Ein drahtiger kleiner Mann, von Kopf bis Fuß in allerlei Pelze gehüllt, kletterte am Stamm der Eiche herunter und hüpfte leichtfüßig in den Schnee. Seine tiefliegenden Augen, die wie schwarze Knöpfe aussahen, streiften Jenna und Beetle nur kurz und blieben dann auf Septimus haften. Sein runzliges braunes Gesicht erinnerte Jenna an den Affen eines Leierkastenmannes, den sie einmal auf einem Jahrmarkt gesehen hatte. Damals hatte ihr der Affe nicht gefallen, und heute gefiel ihr der Mann nicht.

»Für den Fall, dass ihr euch wundert«, sagte der Mann. »Ich bin der Mautner. Niemand überquert die Brücke, ohne einen Preis dafür zu bezahlen. Die einen bezahlen mehr, die anderen weniger. Das hängt ganz davon ab.«

»Wovon?«, fragte Jenna scharf. Die Art, wie der Mann sie ansah, gefiel ihr nicht.

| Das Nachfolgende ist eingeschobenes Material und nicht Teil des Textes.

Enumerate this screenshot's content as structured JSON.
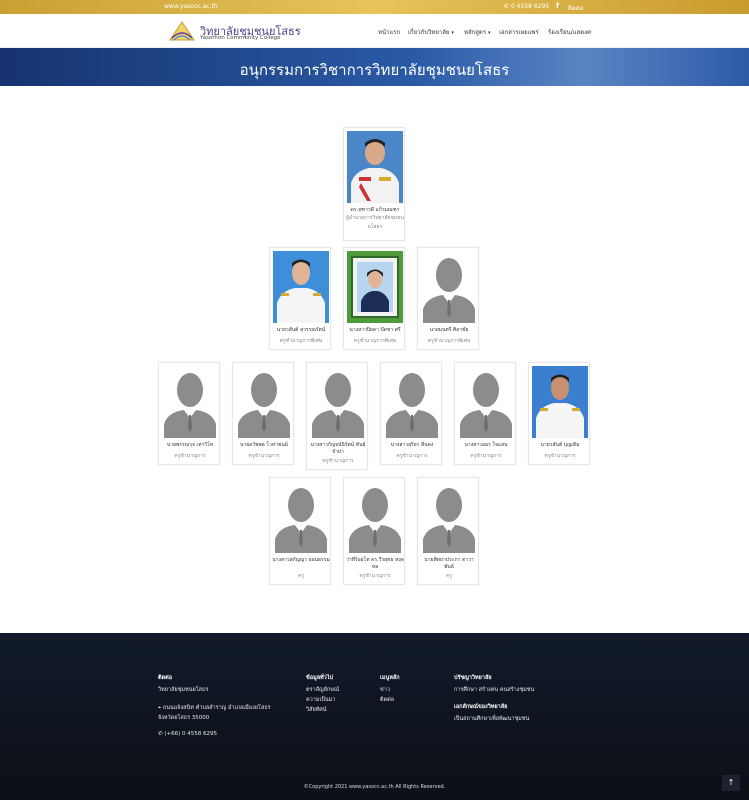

»Wie sie mir gefallen. Und wie viel Gold sie haben.« Er lächelte unangenehm und entblößte dabei zwei Reihen Goldzähne in allen erdenklichen Größen und Formen, die überhaupt nicht zusammenpassten. »Keine Sorge, junge Dame«, fuhr er fort, »wie ich sehe, besitzt ihr jungen Leute noch eure eigenen Zähne, und von denen habe ich nichts. Ich bin ein redlicher Mann. Ich verlange von den Leuten nichts, was sie mir nicht geben können.« Er schüttelte wie belustigt den Kopf. »Aber es überrascht mich doch immer wieder aufs Neue, was die Leute geben können, wenn sie müssen.« Er fuhr mit einer langen, blassen Zunge über seine ungleichen Zähne und grinste wieder.

»Und?«, fragte Jenna. »Was kostet die Überquerung der Brücke?«

»Wie gerne würdet ihr denn hinübergehen?«, fragte der Mautner.

Keiner antwortete, denn hinübergehen wollte eigentlich keiner. Nur auf der anderen Seite sein wollten sie.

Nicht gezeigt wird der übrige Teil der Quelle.